En matière de dons caritatifs, de contributions politiques, de commandite et de frais promotionnels, la politique peut par exemple prévoir :

  • l’interdiction des dons qui visent à influencer ou qui pourraient être perçus comme étant de nature à influencer un processus d’appel d’offres ou une autre décision en faveur de l’organisation;
  • l’obligation d’effectuer des vérifications quant à la légitimité des organismes bénéficiaires;
  • l’autorisation des dons par un dirigeant ou une dirigeante;
  • la divulgation publique des dons;
  • l’obligation d’effectuer des vérifications quant à la conformité des dons par rapport à la réglementation applicable.

En résumé, l’architecte doit agir de manière professionnelle et objective dans ses relations avec les tiers. À titre d’autorité compétente dans son domaine, il ou elle ne doit en aucun temps miner sa crédibilité ou enfreindre son Code de déontologie.
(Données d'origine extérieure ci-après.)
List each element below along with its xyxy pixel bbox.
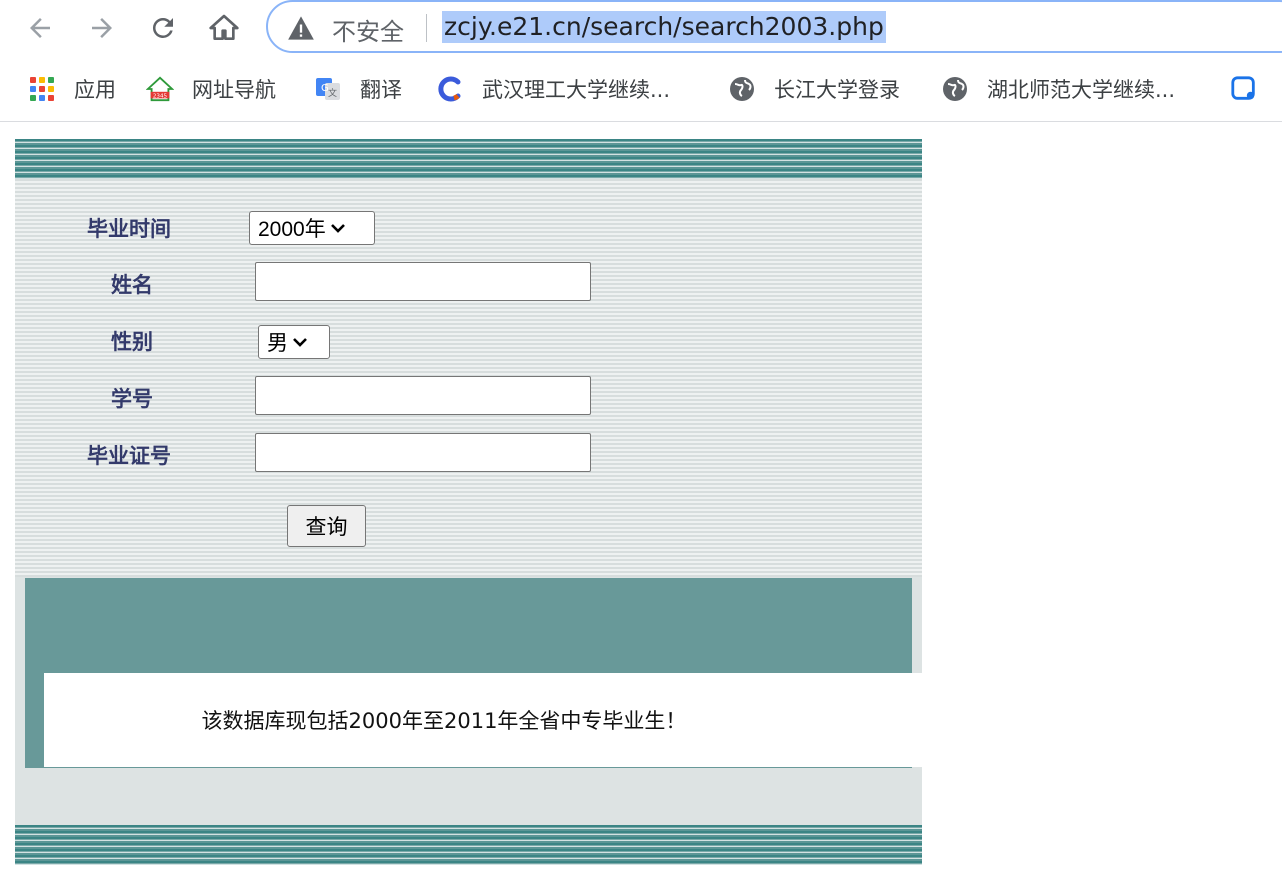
globe-icon	[941, 75, 969, 103]
address-bar[interactable]: 不安全 zcjy.e21.cn/search/search2003.php	[266, 0, 1282, 53]
page-content: 毕业时间 2000年 姓名 性别 男 学号 毕业证号 查询	[0, 123, 1282, 888]
home-icon	[208, 12, 240, 44]
bookmark-partial[interactable]	[1230, 73, 1276, 105]
google-translate-icon: G文	[314, 75, 342, 103]
gender-value: 男	[267, 327, 288, 357]
svg-text:2345: 2345	[153, 93, 168, 99]
forward-arrow-icon	[87, 13, 117, 43]
bookmark-label: 湖北师范大学继续...	[987, 74, 1175, 104]
bottom-decorative-band	[15, 825, 922, 865]
bookmark-label: 长江大学登录	[774, 74, 900, 104]
url-text[interactable]: zcjy.e21.cn/search/search2003.php	[442, 11, 886, 43]
svg-text:文: 文	[328, 87, 337, 99]
doc-edit-icon	[1230, 75, 1258, 103]
bookmark-whut[interactable]: 武汉理工大学继续...	[436, 73, 670, 105]
cert-no-label: 毕业证号	[87, 440, 171, 470]
home-button[interactable]	[204, 8, 244, 48]
bookmark-label: 武汉理工大学继续...	[482, 74, 670, 104]
gender-select[interactable]: 男	[258, 325, 330, 359]
gender-label: 性别	[111, 326, 153, 356]
bookmark-label: 应用	[74, 74, 116, 104]
bookmark-label: 翻译	[360, 74, 402, 104]
bookmark-hbnu[interactable]: 湖北师范大学继续...	[941, 73, 1175, 105]
reload-icon	[148, 13, 178, 43]
bookmark-apps[interactable]: 应用	[28, 73, 116, 105]
bookmark-label: 网址导航	[192, 74, 276, 104]
name-input[interactable]	[255, 262, 591, 301]
name-label: 姓名	[111, 269, 153, 299]
bookmark-translate[interactable]: G文 翻译	[314, 73, 402, 105]
address-separator	[426, 14, 427, 42]
reload-button[interactable]	[143, 8, 183, 48]
chevron-down-icon	[292, 336, 308, 348]
bookmark-yangtze[interactable]: 长江大学登录	[728, 73, 900, 105]
notice-text: 该数据库现包括2000年至2011年全省中专毕业生！	[202, 705, 687, 735]
forward-button[interactable]	[82, 8, 122, 48]
notice-frame: 该数据库现包括2000年至2011年全省中专毕业生！	[25, 578, 912, 768]
grad-time-label: 毕业时间	[87, 213, 171, 243]
security-status-text[interactable]: 不安全	[332, 12, 404, 47]
house-icon: 2345	[146, 75, 174, 103]
search-panel: 毕业时间 2000年 姓名 性别 男 学号 毕业证号 查询	[15, 139, 922, 865]
bookmark-nav[interactable]: 2345 网址导航	[146, 73, 276, 105]
apps-grid-icon	[28, 75, 56, 103]
chevron-down-icon	[330, 222, 346, 234]
notice-box: 该数据库现包括2000年至2011年全省中专毕业生！	[44, 673, 922, 767]
back-button[interactable]	[20, 8, 60, 48]
browser-toolbar: 不安全 zcjy.e21.cn/search/search2003.php	[0, 0, 1282, 56]
warning-triangle-icon[interactable]	[287, 15, 315, 45]
cert-no-input[interactable]	[255, 433, 591, 472]
top-decorative-band	[15, 139, 922, 179]
grad-time-select[interactable]: 2000年	[249, 211, 375, 245]
search-form: 毕业时间 2000年 姓名 性别 男 学号 毕业证号 查询	[15, 179, 922, 577]
c-logo-icon	[436, 75, 464, 103]
back-arrow-icon	[25, 13, 55, 43]
globe-icon	[728, 75, 756, 103]
bookmarks-bar: 应用 2345 网址导航 G文 翻译 武汉理工大学继续... 长江大学登录 湖北…	[0, 56, 1282, 122]
search-button[interactable]: 查询	[287, 505, 366, 547]
student-id-label: 学号	[111, 383, 153, 413]
student-id-input[interactable]	[255, 376, 591, 415]
grad-time-value: 2000年	[258, 213, 326, 243]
1. Barbeau, Serge (2016). Guide d’implantation et de suivi – Systèmes de management anti-corruption – ISO 37001, version 2.2.

Extraits du Code de déontologie des architectes

Article 37 L’architecte doit ignorer toute intervention d’un tiers qui pourrait influer sur la prestation de ses services professionnels au préjudice de son client.
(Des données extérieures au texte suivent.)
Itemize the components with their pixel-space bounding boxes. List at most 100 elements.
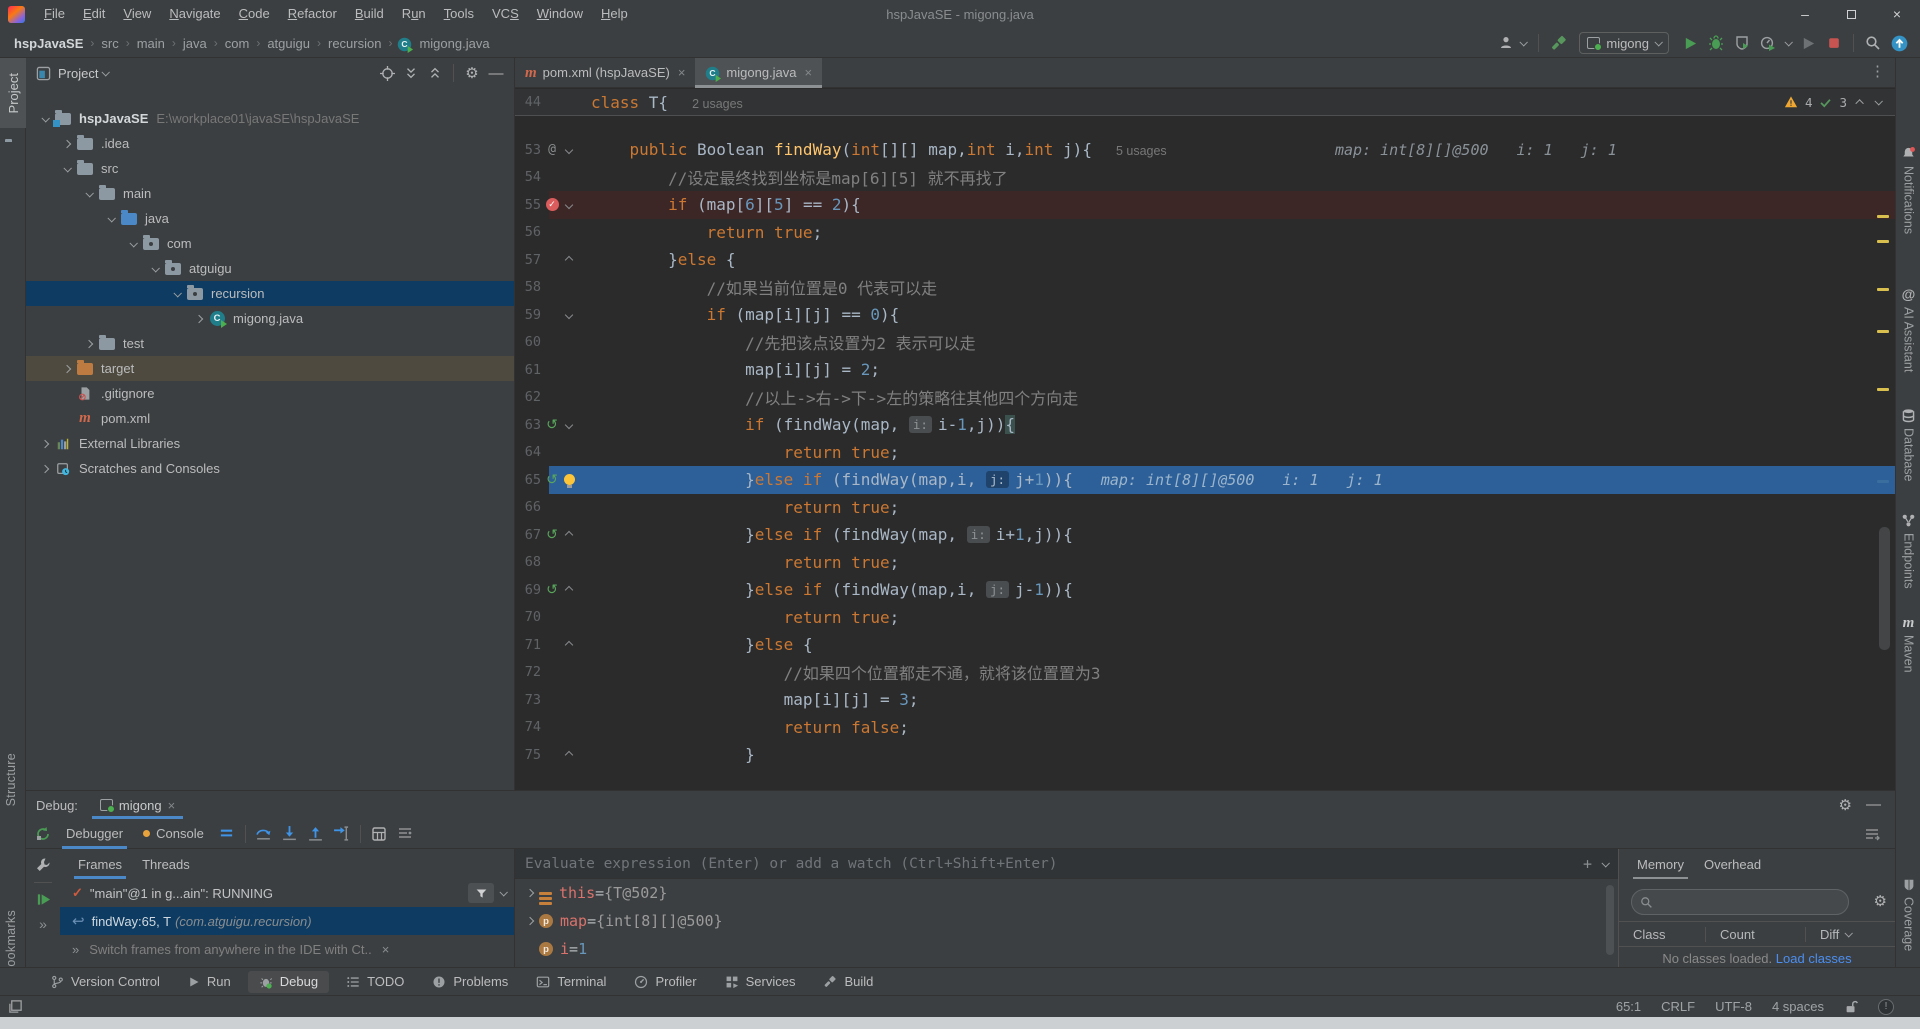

Article 38 L’architecte doit sauvegarder en tout temps son indépendance professionnelle et éviter toute situation où il serait en conflit d’intérêts. Sans restreindre la généralité de ce qui précède, un architecte :

  1. n’est pas indépendant s’il trouve un avantage personnel, direct ou indirect, actuel ou éventuel dans l’accomplissement d’un acte donné;
  2. est en conflit d’intérêts lorsque les intérêts en présence sont tels qu’il peut être porté à préférer certains d’entre eux à ceux du client ou que son jugement ou sa loyauté envers celui-ci peuvent en être défavorablement affectés.

Dès qu’il constate qu’il se trouve dans une situation de conflit d’intérêts, l’architecte doit la divulguer, par écrit, aux personnes en cause et leur demander si elles lui permettent d’agir ou de continuer à agir. Il doit obtenir, le cas échéant, l’autorisation écrite des personnes en cause.

Article 41 L’architecte doit s’abstenir de recevoir, à l’exception des remerciements d’usage et des cadeaux de valeur modeste, toute gratification, ristourne ou commission relative à l’exercice de sa profession. De même, il ne doit pas verser, offrir de verser ou s’engager à verser une telle gratification, ristourne ou commission.